Elle est visqueuse, salissante et son odeur est nauséabonde. Pourtant, les voleurs se l'arrachent. Partout en Amérique du Nord, l'huile de cuisson usée qu'on trouve dans des conteneurs à l'arrière des restaurants est l'objet d'une importante vague de vols à laquelle le Québec n'échappe pas.

Joints par La Presse, plusieurs recycleurs d'huiles usées ont confirmé ce phénomène. «C'est très sérieux. Nous estimons que nous perdons environ 20% de notre volume aux mains de voleurs», dit Pascal Demers, directeur des ventes de Sanimax, un des plus importants recycleurs d'huiles de cuisson au Québec.

«C'est un gros fléau. Il suffit aux voleurs de posséder une camionnette avec deux ou trois barils vides et le tour est joué», ajoute Louis Michaud, de l'entreprise Restaurec.

50 cents le kilo

Pendant des années, les restaurateurs devaient payer les entreprises de recyclage pour qu'elles récupèrent leur huile de cuisson usée. Mais l'essor du biodiesel, produit en grande partie avec de l'huile usée, a fait quadrupler sa valeur; ce sont maintenant les recycleurs qui versent une ristourne aux restaurateurs pour chaque conteneur récupéré. «Une fois revalorisée, cette huile vaut environ 50 cents le kilo, alors qu'elle valait 15 cents il y a quelques années», précise Guy Lussier, de la compagnie d'équarrissage Rothsay Laurenco.

L'explosion des prix est devenue une manne pour les voleurs. D'autant que les conteneurs de graisse, souvent situés à l'arrière des restaurants, sont rarement surveillés. Le plus souvent, ils sont protégés uniquement par des cadenas. «Ça prend parfois plusieurs jours avant que nos clients se rendent compte qu'ils se sont fait voler. Ils le comprennent quand nous leur envoyons leur chèque et que le montant ne correspond pas à ce qu'ils attendaient», indique M. Lussier.
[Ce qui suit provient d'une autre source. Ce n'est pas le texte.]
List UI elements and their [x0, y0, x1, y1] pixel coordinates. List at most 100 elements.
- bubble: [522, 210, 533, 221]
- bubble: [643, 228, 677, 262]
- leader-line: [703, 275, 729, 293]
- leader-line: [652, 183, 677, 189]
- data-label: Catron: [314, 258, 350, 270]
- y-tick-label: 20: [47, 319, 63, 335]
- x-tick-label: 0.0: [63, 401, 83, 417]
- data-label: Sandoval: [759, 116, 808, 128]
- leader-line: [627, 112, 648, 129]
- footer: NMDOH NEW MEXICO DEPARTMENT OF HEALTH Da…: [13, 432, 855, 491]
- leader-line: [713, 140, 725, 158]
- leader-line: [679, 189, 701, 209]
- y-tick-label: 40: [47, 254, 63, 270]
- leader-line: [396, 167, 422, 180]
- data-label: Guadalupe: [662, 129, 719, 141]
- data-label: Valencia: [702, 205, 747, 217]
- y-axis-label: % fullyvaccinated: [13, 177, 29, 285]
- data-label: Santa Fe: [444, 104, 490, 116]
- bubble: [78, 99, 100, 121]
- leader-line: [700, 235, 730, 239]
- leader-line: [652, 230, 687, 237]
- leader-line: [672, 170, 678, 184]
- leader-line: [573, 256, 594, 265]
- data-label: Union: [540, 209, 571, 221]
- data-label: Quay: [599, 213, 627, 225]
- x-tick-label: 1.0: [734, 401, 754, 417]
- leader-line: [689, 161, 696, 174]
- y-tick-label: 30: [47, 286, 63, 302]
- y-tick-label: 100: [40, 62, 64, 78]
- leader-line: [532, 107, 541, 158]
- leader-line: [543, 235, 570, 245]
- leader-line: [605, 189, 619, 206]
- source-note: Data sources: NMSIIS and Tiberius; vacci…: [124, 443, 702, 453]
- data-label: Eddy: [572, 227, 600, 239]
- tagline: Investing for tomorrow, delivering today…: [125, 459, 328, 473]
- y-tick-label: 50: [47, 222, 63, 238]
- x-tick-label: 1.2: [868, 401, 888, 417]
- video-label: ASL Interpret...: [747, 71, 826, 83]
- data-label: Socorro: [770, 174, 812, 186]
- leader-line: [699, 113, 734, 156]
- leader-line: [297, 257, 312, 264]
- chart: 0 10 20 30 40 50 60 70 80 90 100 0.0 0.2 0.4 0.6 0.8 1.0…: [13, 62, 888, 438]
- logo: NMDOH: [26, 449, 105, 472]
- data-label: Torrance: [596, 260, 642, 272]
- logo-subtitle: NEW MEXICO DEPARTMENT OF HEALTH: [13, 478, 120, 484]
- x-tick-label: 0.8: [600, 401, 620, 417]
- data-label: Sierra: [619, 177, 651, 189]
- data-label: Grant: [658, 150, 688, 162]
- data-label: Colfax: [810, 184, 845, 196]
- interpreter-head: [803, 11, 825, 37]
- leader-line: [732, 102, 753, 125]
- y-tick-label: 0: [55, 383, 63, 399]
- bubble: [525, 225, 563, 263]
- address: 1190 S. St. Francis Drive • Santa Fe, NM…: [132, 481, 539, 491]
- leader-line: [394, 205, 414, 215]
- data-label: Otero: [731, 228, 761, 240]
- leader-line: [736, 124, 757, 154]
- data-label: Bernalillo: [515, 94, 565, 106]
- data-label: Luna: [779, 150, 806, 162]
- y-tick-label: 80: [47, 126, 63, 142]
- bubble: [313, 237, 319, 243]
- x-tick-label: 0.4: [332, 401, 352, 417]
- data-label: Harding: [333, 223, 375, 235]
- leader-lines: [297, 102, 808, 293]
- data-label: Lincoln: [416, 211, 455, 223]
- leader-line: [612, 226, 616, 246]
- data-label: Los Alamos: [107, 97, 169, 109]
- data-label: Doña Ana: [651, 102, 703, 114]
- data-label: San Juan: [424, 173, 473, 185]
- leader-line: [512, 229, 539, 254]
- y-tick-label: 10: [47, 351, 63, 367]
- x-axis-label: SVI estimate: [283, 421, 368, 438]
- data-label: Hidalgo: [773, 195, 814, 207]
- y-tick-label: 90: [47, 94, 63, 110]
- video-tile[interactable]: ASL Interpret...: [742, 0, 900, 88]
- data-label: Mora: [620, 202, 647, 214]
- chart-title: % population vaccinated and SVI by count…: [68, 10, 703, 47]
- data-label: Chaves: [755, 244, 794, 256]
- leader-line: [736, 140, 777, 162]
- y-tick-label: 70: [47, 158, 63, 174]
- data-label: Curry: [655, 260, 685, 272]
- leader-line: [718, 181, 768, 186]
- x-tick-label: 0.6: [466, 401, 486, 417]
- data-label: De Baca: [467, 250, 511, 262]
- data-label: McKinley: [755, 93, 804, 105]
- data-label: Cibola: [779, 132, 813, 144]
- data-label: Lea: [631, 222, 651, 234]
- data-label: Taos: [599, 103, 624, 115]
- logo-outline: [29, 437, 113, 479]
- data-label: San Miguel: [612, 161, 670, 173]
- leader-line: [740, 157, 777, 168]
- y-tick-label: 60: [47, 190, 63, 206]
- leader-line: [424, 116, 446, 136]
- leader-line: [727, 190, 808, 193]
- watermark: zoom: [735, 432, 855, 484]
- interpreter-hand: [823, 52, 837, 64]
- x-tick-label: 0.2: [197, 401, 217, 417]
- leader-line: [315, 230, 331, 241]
Des recycleurs de plus grande envergure s'accusent aussi de se voler mutuellement de l'huile chez leurs clients. Sanimax a notamment intenté une poursuite contre BPEC, un acteur moins important, qu'elle accuse d'avoir siphonné des stocks importants dans des restaurants situés à Saint-Hubert de Candiac, Beloeil et Saint-Hyacinthe. «Depuis les trois dernières années, Sanimax harcèle mon entreprise, rétorque Bobby Skotidakis, directeur de BPEC. Ils n'aiment pas que je leur fasse concurrence. Alors ils ont trouvé le moyen de me pénaliser en intentant des poursuites contre moi.»

Propriété abandonnée

Aux États-Unis, où une vague de vols semblable sévit aussi, les présumés voleurs arrivent souvent à s'en tirer en affirmant que les huiles prises derrière les restaurants sont des déchets sans valeur. L'avocat Jon Jawaorski, surnommé «The Grease Lawyer», a gagné une quinzaine de causes en plaidant que l'identité de leur propriétaire n'était pas clairement indiquée sur les conteneurs. «J'ai eu une centaine de causes qui ont été rejetées d'emblée parce que les restaurateurs traitent leur huile comme une propriété abandonnée.»

Au cours des derniers mois, les États de la Californie, de la Virginie et de la Caroline-du-Nord ont adopté des lois donnant aux huiles usées un statut spécial pour prévenir leur vol. Dans la région montréalaise, les policiers semblent faire peu de cas du problème. Le SPVM et la police de Laval ont dit à La Presse ne pas être au courant du phénomène.

«Pour les policiers, ce n'est pas une priorité, déplore Pascal Demers. Ils ont d'autres dossiers à traiter avant de s'occuper du vol de graisse. D'une certaine façon, c'est perçu comme un simple vol de déchets.»